User:Bhartshorne~labswiki/Path to a New Project
Appearance
This page details (from memory because I didn't take notes) the steps I had to go through to get to a running project.
Initial project setup
- ask the labs gods (aka rlane or andrewbogott) for a new project, got 'swift'
- go to the instance list and click 'Add Instance'
- realize I needed a special security group to let other projects access swift and you have to create sec groups before instances
- go to Manage security groups
- click 'Add Group'
- From port and To port indicate a range, not a dest/src port pair.
- choosing the source IP range - use 0.0.0.0/0 if you want everybody (including public IP addresses if you later give your instance a public IP address), 10.4.0.0/16 if you only want other labs instances connecting.

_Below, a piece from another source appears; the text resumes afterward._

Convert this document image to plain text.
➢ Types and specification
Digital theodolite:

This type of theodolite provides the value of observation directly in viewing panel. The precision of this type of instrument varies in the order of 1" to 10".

You can use either IPs or groups as the source, not both.
- create a new security group 'proxy' that allows incoming traffic from port 80 from 0.0.0.0/0
- click 'Add Group'
- go to the instance list and click 'Add Instance'
- create one instance named 'swift-fe1' in the default and proxy security groups
- realize it's too slow to create them one at a time,
- open four tabs with a 'create instance' page in each, create swift-be1 through swift-be4 in only the default security group
- ssh to my instance
- I can connect by ID, name, or fqdn.
- i-000001c3, swift-be2, or swift-be2.pmtpa.wmflabs
- One of the instances failed to let me in
- in the instance list, click on 'Get console output' for the instance. See that it didn't build correctly. Delete the instance and start it up again.
Teaching my project about my puppet classes
I needed to get my puppet stuff on the hosts I just started.
- Get the puppet configs
- git clone the test repo and make sure I'm in the right branch
- make some puppet changes to have some configs to pull in to labs
- Create a puppet group for my project
- Go to the puppet groups page and create a new group for my project (click 'add group' next to swift)
- name the group swift-labs and give it position 0 (I don't really know what this means)
- Add my classes to the group
- in my case, I wanted to add the role::swift::pmtpa-labs::proxy and role::swift::pmtpa-labs::storage classes; they pull in everything else a swift cluster needs
- in my puppet group, at classes, click 'add class', then fill in the role::swift::pmtpa-labs::proxy with a class position 0 (again, don't know what this means)
- do it again for storage. I made them both position 0; it didn't seem to complain. Perhaps just ordering for the UI?
- Go back to the instance list, click on 'configure' for one of the instances
- add the appropriate class (the proxy class goes on the frontend, the storage class on the 4 backends), click save.
- realize this is slow, open a new tab with 'configure' for each of the rest of the instances, add the right class.
- log into the instance, run 'sudo puppetd -tv' in order to pull down my changes
- I hit random error:
Error 400 on SERVER: Duplicate definition: Sshkey[10.4.0.2] is already defined in file /etc/puppet/manifests/ssh.pp at line 36. After waiting 30 seconds and trying again, it went away. - Other errors were legit
- I hit random error:
Applying my puppet changes
Time to iterate
- make a change in the puppet configs, check it in, push it to gerrit, review it in gerrit, merge it with the test branch
- wait 10-60 seconds
- run
sudo puppetd -tvon an instance
Done
At this point, stuff I did to make my service work were entirely service dependent and not related to the labs infrastructure (much). I did have to disable the iptables puppet rules for some reason, but I don't know if that was a config error on my part. The trick if $realm == 'labs' (or, inversely, != 'labs') made it easy to just comment out sections of the puppet configs that were relevant to hardware but not labs.